Questions: Solve the inequality. -4 / (-7 x - 4) > 0 (-4/7, ∞) (-∞, -7/4) (-∞, 4/7) (0, ∞)

Transcript text: Solve the inequality. \[ \frac{-4}{-7 x-4}>0 \] $\left(-\frac{4}{7}, \infty\right)$ $\left(-\infty,-\frac{7}{4}\right)$ $\left(-\infty, \frac{4}{7}\right)$ $(0, \infty)$

Solution

Solution Steps

Step 1: Simplify the Inequality

Given the inequality: \[ \frac{-4}{-7x - 4} > 0 \] We need to determine when the fraction is positive. A fraction is positive when both the numerator and the denominator have the same sign.

Step 2: Determine the Sign of the Denominator

The numerator $-4$ is always negative.
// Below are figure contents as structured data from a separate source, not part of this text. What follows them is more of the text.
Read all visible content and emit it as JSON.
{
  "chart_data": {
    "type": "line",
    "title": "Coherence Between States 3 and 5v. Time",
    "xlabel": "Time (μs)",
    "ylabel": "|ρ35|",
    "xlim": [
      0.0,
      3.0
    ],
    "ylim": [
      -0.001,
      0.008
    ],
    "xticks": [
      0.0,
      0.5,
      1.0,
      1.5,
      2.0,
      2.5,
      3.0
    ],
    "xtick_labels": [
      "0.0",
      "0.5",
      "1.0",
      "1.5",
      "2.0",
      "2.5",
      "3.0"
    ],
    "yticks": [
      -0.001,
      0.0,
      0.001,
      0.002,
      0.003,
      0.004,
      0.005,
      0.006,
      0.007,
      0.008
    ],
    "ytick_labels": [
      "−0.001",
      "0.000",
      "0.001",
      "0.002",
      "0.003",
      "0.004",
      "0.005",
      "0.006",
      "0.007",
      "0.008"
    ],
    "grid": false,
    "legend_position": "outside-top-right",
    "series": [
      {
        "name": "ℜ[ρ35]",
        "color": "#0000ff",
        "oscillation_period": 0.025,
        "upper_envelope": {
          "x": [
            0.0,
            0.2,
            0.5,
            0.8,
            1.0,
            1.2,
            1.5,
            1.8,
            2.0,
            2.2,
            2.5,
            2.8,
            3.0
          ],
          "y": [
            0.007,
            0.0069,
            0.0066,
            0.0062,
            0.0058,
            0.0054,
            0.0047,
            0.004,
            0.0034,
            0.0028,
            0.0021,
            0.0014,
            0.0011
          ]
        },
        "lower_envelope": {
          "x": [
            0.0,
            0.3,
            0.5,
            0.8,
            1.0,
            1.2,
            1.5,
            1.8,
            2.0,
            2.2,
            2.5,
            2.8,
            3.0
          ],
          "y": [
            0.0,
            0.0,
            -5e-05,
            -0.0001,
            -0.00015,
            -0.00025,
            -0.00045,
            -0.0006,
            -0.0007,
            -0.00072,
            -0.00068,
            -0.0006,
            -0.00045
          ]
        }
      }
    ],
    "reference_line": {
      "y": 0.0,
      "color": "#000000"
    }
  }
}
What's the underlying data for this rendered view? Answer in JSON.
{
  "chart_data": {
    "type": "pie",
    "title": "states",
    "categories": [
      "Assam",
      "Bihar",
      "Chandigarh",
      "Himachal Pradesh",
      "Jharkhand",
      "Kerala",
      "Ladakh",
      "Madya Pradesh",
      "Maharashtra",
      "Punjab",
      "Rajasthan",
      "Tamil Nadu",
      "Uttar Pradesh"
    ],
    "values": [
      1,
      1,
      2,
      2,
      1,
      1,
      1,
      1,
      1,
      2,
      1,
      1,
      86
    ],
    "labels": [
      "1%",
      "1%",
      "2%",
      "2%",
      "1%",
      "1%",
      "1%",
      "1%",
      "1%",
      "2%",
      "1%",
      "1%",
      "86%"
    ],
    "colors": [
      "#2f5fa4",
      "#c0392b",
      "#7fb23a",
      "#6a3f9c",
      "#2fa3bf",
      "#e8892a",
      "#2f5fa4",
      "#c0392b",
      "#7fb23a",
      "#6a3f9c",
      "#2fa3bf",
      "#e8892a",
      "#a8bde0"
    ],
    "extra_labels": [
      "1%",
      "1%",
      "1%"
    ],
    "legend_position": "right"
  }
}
Therefore, for the fraction to be positive, the denominator $-7x - 4$ must also be negative: \[ -7x - 4 < 0 \]

Step 3: Solve for $x$

Solve the inequality for $x$: \[ -7x - 4 < 0 \] Add 4 to both sides: \[ -7x < 4 \] Divide by $-7$ and reverse the inequality sign: \[ x > -\frac{4}{7} \]